FREDERICTON, N.B.– The Atlantic provinces are urging U.S. Department of Commerce that the region deserves an exemption from the countervailing duties Americans are set to impose.
“It’s widely recognized, even in the United States, that Atlantic Canada should be excluded. So we’re still working on it,” says New Brunswick Natural Resources Minister Jeannot Volpe.
Whether the move is successful or not will soon be evident as June 26 has been set as the date when the U.S. Commerce Department will announce the preliminary penalty on Canadian imports to the U.S.
“We’re hopeful the Commerce Department will recognize and approve an Atlantic exemption before the penalty is determined,” Mary Keith, spokeswoman for Atlantic Canada’s largest lumber producer J.D. Irving, tells local media.

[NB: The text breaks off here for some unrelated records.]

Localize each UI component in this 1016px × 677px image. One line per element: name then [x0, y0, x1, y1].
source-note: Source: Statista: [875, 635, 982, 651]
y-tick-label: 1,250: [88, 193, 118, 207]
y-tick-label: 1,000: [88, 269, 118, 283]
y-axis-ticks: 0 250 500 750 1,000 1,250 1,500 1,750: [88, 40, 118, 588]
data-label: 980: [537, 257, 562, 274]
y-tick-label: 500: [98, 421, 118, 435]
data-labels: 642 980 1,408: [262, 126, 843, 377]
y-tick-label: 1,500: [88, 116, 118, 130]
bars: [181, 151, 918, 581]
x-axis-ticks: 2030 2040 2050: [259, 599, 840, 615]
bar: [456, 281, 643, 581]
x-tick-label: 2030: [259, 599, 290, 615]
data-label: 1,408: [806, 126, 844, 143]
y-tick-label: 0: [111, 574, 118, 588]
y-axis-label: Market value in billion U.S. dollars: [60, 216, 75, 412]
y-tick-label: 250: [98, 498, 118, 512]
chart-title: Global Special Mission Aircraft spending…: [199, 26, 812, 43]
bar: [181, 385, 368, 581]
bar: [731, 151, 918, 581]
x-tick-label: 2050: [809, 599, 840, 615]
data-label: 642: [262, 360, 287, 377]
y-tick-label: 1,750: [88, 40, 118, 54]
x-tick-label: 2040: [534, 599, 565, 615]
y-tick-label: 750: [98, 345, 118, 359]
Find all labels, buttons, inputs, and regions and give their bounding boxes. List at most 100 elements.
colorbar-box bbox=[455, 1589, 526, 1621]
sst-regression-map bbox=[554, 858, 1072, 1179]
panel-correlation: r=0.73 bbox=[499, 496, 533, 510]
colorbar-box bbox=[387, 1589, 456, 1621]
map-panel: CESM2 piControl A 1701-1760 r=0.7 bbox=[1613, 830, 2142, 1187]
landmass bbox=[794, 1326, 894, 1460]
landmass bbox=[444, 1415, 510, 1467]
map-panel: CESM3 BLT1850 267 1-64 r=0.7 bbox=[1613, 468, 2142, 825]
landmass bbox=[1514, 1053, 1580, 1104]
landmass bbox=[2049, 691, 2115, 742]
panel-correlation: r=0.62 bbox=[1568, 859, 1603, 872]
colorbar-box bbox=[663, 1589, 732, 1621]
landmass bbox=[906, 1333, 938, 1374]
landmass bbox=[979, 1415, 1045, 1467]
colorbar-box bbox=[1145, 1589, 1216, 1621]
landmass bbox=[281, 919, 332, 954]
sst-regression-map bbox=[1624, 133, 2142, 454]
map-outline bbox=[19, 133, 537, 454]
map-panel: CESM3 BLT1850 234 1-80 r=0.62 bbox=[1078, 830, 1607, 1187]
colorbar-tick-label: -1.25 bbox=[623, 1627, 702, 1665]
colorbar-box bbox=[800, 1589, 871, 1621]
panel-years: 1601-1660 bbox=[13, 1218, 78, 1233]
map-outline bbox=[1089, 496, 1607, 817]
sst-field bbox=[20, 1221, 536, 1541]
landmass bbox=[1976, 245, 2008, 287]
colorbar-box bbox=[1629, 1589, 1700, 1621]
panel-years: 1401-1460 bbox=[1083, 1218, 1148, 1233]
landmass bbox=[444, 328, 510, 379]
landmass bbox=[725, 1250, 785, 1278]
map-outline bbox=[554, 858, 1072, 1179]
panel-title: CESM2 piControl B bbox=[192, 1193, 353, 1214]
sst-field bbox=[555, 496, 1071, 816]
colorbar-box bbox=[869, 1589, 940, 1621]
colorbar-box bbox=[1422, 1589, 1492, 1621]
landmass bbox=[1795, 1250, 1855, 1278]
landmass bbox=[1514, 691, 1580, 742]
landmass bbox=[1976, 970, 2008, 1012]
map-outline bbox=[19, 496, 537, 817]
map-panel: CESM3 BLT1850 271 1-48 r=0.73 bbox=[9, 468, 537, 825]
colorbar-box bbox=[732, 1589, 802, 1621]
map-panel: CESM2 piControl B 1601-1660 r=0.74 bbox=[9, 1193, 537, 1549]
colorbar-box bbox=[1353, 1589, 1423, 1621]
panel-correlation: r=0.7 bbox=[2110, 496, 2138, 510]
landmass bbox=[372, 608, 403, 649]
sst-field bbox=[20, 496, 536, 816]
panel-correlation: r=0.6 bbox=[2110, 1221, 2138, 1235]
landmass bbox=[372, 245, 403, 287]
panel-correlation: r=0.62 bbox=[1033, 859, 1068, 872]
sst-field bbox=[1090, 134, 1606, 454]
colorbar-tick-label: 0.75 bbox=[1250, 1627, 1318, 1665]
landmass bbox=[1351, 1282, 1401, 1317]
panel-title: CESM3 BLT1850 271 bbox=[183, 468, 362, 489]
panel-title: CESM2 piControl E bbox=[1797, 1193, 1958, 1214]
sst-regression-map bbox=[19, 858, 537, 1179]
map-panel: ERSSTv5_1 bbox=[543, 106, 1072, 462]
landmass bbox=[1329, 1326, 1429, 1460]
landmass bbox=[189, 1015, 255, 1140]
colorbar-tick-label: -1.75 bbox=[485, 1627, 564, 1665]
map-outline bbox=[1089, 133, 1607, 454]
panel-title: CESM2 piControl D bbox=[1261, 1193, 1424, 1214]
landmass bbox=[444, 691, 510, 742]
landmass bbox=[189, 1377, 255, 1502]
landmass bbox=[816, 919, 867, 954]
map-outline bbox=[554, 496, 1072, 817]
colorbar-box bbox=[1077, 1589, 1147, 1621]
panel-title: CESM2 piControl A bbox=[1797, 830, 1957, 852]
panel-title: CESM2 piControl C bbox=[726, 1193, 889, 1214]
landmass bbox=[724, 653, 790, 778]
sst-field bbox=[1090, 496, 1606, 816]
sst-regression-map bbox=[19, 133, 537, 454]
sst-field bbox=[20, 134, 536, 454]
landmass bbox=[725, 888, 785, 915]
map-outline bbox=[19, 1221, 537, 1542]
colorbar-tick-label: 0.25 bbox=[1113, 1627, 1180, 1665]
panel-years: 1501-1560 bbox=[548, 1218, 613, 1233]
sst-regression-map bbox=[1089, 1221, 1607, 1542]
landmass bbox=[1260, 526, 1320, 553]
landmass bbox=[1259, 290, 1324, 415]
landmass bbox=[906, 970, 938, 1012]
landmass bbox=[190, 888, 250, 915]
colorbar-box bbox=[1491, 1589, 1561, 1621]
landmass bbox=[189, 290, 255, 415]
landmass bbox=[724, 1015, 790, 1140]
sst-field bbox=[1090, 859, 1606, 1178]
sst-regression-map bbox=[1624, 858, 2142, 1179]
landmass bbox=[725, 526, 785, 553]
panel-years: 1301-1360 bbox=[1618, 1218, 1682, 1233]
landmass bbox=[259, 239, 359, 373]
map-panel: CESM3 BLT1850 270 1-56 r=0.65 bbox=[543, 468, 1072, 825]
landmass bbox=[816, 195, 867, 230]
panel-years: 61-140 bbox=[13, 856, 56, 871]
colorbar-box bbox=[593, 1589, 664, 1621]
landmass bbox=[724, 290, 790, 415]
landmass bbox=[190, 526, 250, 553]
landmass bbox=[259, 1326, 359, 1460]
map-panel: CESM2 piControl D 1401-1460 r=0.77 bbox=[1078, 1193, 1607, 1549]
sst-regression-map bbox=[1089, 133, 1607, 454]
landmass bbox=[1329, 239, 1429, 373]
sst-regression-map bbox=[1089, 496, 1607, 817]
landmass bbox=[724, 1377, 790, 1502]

“On June 26, sawmills will have to post bonds for a preliminary determination of penalty which could be retroactive to Apr. 2. It could be anywhere from 12 to 25 cents on the dollar for every export going across the border.”
An International Trade Commission this week upheld the validity of complaints from U.S. lumber producers who oppose Canadian imports. The commission, however, stopped short of spelling out any punitive measures that should be impossed against Canadian producers.
The trade panel made no regional distinctions in the May 17, ruling — it merely stated the U.S. lumber industry is threatened by Canadian softwood imports.
Keith says Atlantic lumber producers have a lot of help in trying to secure a separate deal for the region. The Maritime Lumber Bureau, the four Atlantic premiers, the Canadian government and even the U.S. Coalition for Fair Lumber Imports, the main U.S. industry lobby group, are all rallying behind the idea.
Prior to the expiration of the Canada-U.S. Softwood Lumber Agreement in March, Atlantic Canadian lumber companies enjoyed free trade in softwood under a side deal called the Maritime Accord. The East Coast industry has been exempt because most lumber cut for export in the region comes from private woodlots rather than publicly owned Crown land like in British Columbia.
“We don’t believe anything has changed since our special status was first recognized in 1986,” says Keith.